Lepiej powiedzieć posłannictwo. To jest posłannictwo nie osobowe, to 
jest posłannictwo naszego pokolenia. To pokolenie ma trzy misje.
Pierwsza misja to misja duchowa, t. zn. 
zmartwychwstanie ducha narodu. Renesans. Przejście z wieku śmierci w 
wiek życia. Wiek śmierci to brak wiary w Boga, naród i jego kierowników,
 brak wiary w swoją przyszłość, brak godności narodowej. Są jeszcze 
inne. To jest wiek śmierci indywidualnej i  narodowej. Brak porządku w 
życiu prywatnem i publicznem. Interes osobisty to motor życia, który 
stoi ponad interesem narodu, państwa. To jest właśnie wiek śmierci. Wiek
 życia to przeciwieństwa. Wiara, porządek, odwaga, poprawność. Nasza 
misja to odnowienie, wzbudzenie tych przymiotów w narodzie rumuńskim. 
Należy przetworzyć jednostki, a następnie całość. To jest naszym 
obowiązkiem. Brać naród takim jaki jest, a oddawać jakim być winien.
Druga misja to misja narodowa. Tutaj w 
Rumunji mówi się przedewszystkiem o strukturze fizycznej narodu. Naród 
jako wartość materjalna, t. j. rasa, krew. Zasadniczym problemem to 
rozwiązanie problemu żydowskiego. Problem żydowski równa się naszej 
kulturze, temu, co możemy produkować jako naród dla ludzkości. To jest 
sprawa życia i śmierci.

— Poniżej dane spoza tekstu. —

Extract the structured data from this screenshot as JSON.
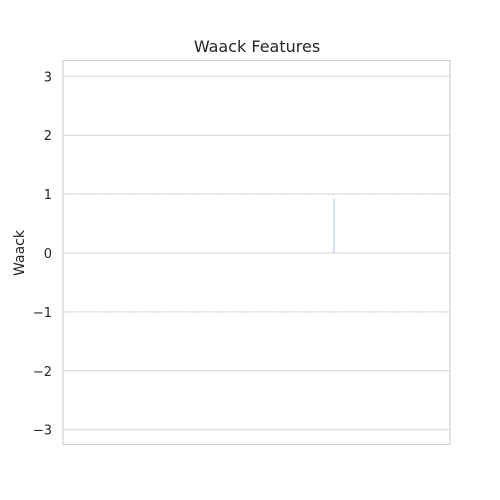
{
  "chart_data": {
    "type": "bar",
    "title": "Waack Features",
    "xlabel": "",
    "ylabel": "Waack",
    "ylim": [
      -3.3,
      3.3
    ],
    "yticks": [
      3,
      2,
      1,
      0,
      -1,
      -2,
      -3
    ],
    "ytick_labels": [
      "3",
      "2",
      "1",
      "0",
      "−1",
      "−2",
      "−3"
    ],
    "grid": true,
    "reference_lines": [
      1,
      -1
    ],
    "series": [
      {
        "values": [
          0.92
        ],
        "color": "#a9bff5"
      }
    ]
  }
}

Poraz pierwszy naród rumuński bronił się przed 
Tatarami, Turkami. Żydzi, to naród, z którym musimy walczyć w inny 
sposób, gdyż oni walczą perfidją. W ich rękach znajdują się miasta. 
Posiada to konsekwencje o nadzwyczajnem znaczeniu. Miasta są centrami 
życia narodu. W nich są bowiem zebrane wszelkie bogactwa. Miasta są 
centrum kultury narodu. W nich są laboratoria, gdzie się tworzy kulturę 
życia, kulturę, która jest wytworem narodu. To jest pokarm narodu i 
jeżeli pokarm jest zatruty, to zatruwają się nim ci, którzy go konsumują.
 Wreszcie miasta są centrami polityki, tutaj są wszystkie jej kierunki. 
Bez miast niema narodu. A miasta są w rękach żydowskich. Wskutek tego 
ryzykujemy stracenie naszej kultury, naszych bogactw, naszej 
niezależności.
Należy szukać winowajcy. Są dwa prawa, 
silniejsze niż prawa ustanowione przez ludzi. Jedno prawo, to prawo 
narodu powiadające, że wszystkie narody mają prawo życia, pracowania, 
rozwijania się na swojem terytorjum. Każdy naród jest umieszczony na 
takiem terytorjum, tylko Żydzi najechali obce tereny. Tu jest winny. Dla
 nas naród żydowski nie może zasądzić niewinnego za grzechy winowajcy. 
Jak rozwiązać problem? Należy zmusić winnego do uznania tego prawa. 
Trzeba znaleźć ziemię, aby mogli pracować. Należy przedewszystkiem więc 
zrobić ruch obronny. Należy ratować naród, który nie powinien i nie może 
umrzeć. Tu już chodzi o istnienie narodu. Aby rozwiązać ten problem 
trzeba zmienić ustawodawstwo, a poto trzeba rządzić.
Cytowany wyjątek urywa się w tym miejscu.